Japan’s initial public offering market is booming, with the number of IPOs in the first half of this year topping 70 and expected to exceed the 120 of last year.
Many of the IPOs fetched prices higher than their prelisting prices in their first day of trading, with some opening at more than twice their premarket prices.
Individual investors’ interest in IPOs is rising, but market watchers warn of an overheated market.
Companies going public on the Japan Association of Securities Dealers Automated Quotations market or the Tokyo Stock Exchange’s Mothers market are mostly up-and-coming venture companies.
One of the factors behind the popularity of IPO markets is investor expectations that young companies can raise funds for business expansion by going public and that this in turn will lead to higher stock prices.

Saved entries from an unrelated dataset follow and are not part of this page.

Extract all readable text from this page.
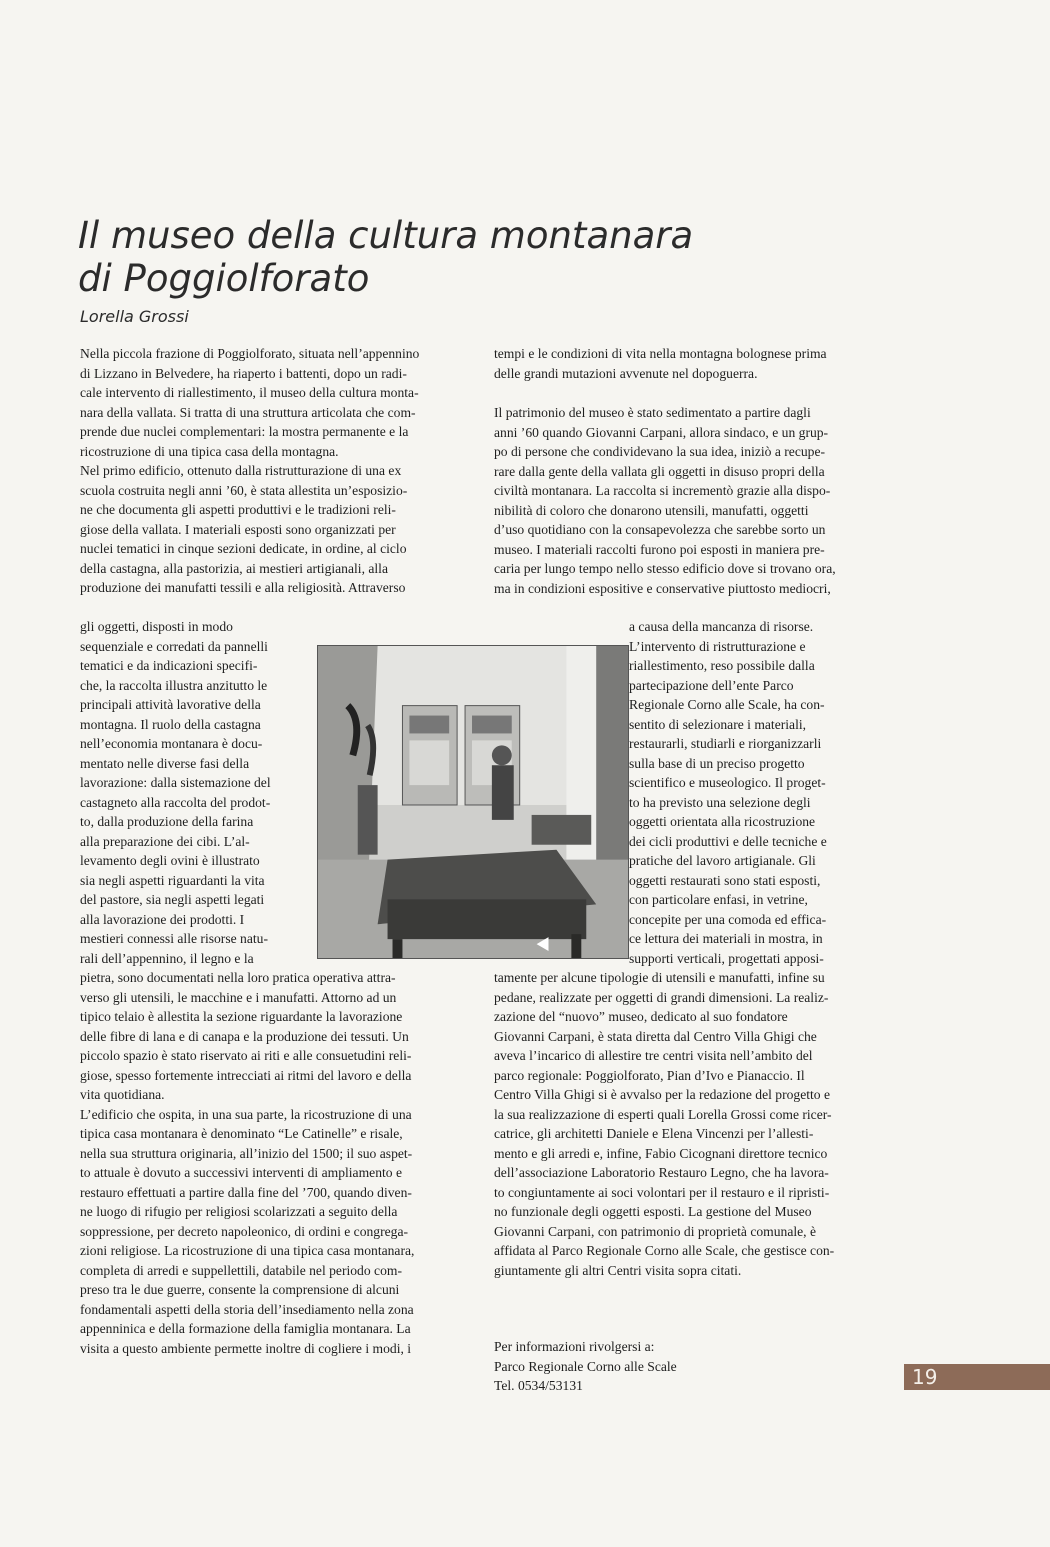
Il museo della cultura montanara
di Poggiolforato
Lorella Grossi

Nella piccola frazione di Poggiolforato, situata nell’appennino

di Lizzano in Belvedere, ha riaperto i battenti, dopo un radi-

cale intervento di riallestimento, il museo della cultura monta-

nara della vallata. Si tratta di una struttura articolata che com-

prende due nuclei complementari: la mostra permanente e la

ricostruzione di una tipica casa della montagna.

Nel primo edificio, ottenuto dalla ristrutturazione di una ex

scuola costruita negli anni ’60, è stata allestita un’esposizio-

ne che documenta gli aspetti produttivi e le tradizioni reli-

giose della vallata. I materiali esposti sono organizzati per

nuclei tematici in cinque sezioni dedicate, in ordine, al ciclo

della castagna, alla pastorizia, ai mestieri artigianali, alla

produzione dei manufatti tessili e alla religiosità. Attraverso

gli oggetti, disposti in modo

sequenziale e corredati da pannelli

tematici e da indicazioni specifi-

che, la raccolta illustra anzitutto le

principali attività lavorative della

montagna. Il ruolo della castagna

nell’economia montanara è docu-

mentato nelle diverse fasi della

lavorazione: dalla sistemazione del

castagneto alla raccolta del prodot-

to, dalla produzione della farina

alla preparazione dei cibi. L’al-

levamento degli ovini è illustrato

sia negli aspetti riguardanti la vita

del pastore, sia negli aspetti legati

alla lavorazione dei prodotti. I

mestieri connessi alle risorse natu-

rali dell’appennino, il legno e la

pietra, sono documentati nella loro pratica operativa attra-

verso gli utensili, le macchine e i manufatti. Attorno ad un

tipico telaio è allestita la sezione riguardante la lavorazione

delle fibre di lana e di canapa e la produzione dei tessuti. Un

piccolo spazio è stato riservato ai riti e alle consuetudini reli-

giose, spesso fortemente intrecciati ai ritmi del lavoro e della

vita quotidiana.

L’edificio che ospita, in una sua parte, la ricostruzione di una

tipica casa montanara è denominato “Le Catinelle” e risale,

nella sua struttura originaria, all’inizio del 1500; il suo aspet-

to attuale è dovuto a successivi interventi di ampliamento e

restauro effettuati a partire dalla fine del ’700, quando diven-

ne luogo di rifugio per religiosi scolarizzati a seguito della

soppressione, per decreto napoleonico, di ordini e congrega-

zioni religiose. La ricostruzione di una tipica casa montanara,

completa di arredi e suppellettili, databile nel periodo com-

preso tra le due guerre, consente la comprensione di alcuni

fondamentali aspetti della storia dell’insediamento nella zona

appenninica e della formazione della famiglia montanara. La

visita a questo ambiente permette inoltre di cogliere i modi, i

tempi e le condizioni di vita nella montagna bolognese prima

delle grandi mutazioni avvenute nel dopoguerra.

Il patrimonio del museo è stato sedimentato a partire dagli

anni ’60 quando Giovanni Carpani, allora sindaco, e un grup-

po di persone che condividevano la sua idea, iniziò a recupe-

rare dalla gente della vallata gli oggetti in disuso propri della

civiltà montanara. La raccolta si incrementò grazie alla dispo-

nibilità di coloro che donarono utensili, manufatti, oggetti

d’uso quotidiano con la consapevolezza che sarebbe sorto un

museo. I materiali raccolti furono poi esposti in maniera pre-

caria per lungo tempo nello stesso edificio dove si trovano ora,

ma in condizioni espositive e conservative piuttosto mediocri,

a causa della mancanza di risorse.

L’intervento di ristrutturazione e

riallestimento, reso possibile dalla

partecipazione dell’ente Parco

Regionale Corno alle Scale, ha con-

sentito di selezionare i materiali,

restaurarli, studiarli e riorganizzarli

sulla base di un preciso progetto

scientifico e museologico. Il proget-

to ha previsto una selezione degli

oggetti orientata alla ricostruzione

dei cicli produttivi e delle tecniche e

pratiche del lavoro artigianale. Gli

oggetti restaurati sono stati esposti,

con particolare enfasi, in vetrine,

concepite per una comoda ed effica-

ce lettura dei materiali in mostra, in

supporti verticali, progettati apposi-

tamente per alcune tipologie di utensili e manufatti, infine su

pedane, realizzate per oggetti di grandi dimensioni. La realiz-

zazione del “nuovo” museo, dedicato al suo fondatore

Giovanni Carpani, è stata diretta dal Centro Villa Ghigi che

aveva l’incarico di allestire tre centri visita nell’ambito del

parco regionale: Poggiolforato, Pian d’Ivo e Pianaccio. Il

Centro Villa Ghigi si è avvalso per la redazione del progetto e

la sua realizzazione di esperti quali Lorella Grossi come ricer-

catrice, gli architetti Daniele e Elena Vincenzi per l’allesti-

mento e gli arredi e, infine, Fabio Cicognani direttore tecnico

dell’associazione Laboratorio Restauro Legno, che ha lavora-

to congiuntamente ai soci volontari per il restauro e il ripristi-

no funzionale degli oggetti esposti. La gestione del Museo

Giovanni Carpani, con patrimonio di proprietà comunale, è

affidata al Parco Regionale Corno alle Scale, che gestisce con-

giuntamente gli altri Centri visita sopra citati.

Per informazioni rivolgersi a:

Parco Regionale Corno alle Scale

Tel. 0534/53131	19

However, market watchers caution against expectations that are too great.
Five years ago, Internet companies went public riding the crest of an IT boom. But then their stock prices sank.
“Though they have growth potential, they leave much to be desired with regard to information disclosure and business planning,” said Yasuo Kanie, deputy head of the underwriting division at Nomura Securities Co.
“Since they are a jumble of good and bad, it is necessary to ascertain the viability of their business plans,” he said.
In order for a company to go public, it has to meet listing requirements.
After passing this screening procedure, a company can proceed to the final preparations for listing, including deciding a public offering price.
An IPO price is generally determined under the book-building formula, a process to determine investor appetite for a share at a particular price.
The process begins with canvassing institutional investors, such as life insurance companies, in order to determine a price band for the issue, or indicated price.
Investors are informed of the price band and they then bid at a price they think is appropriate.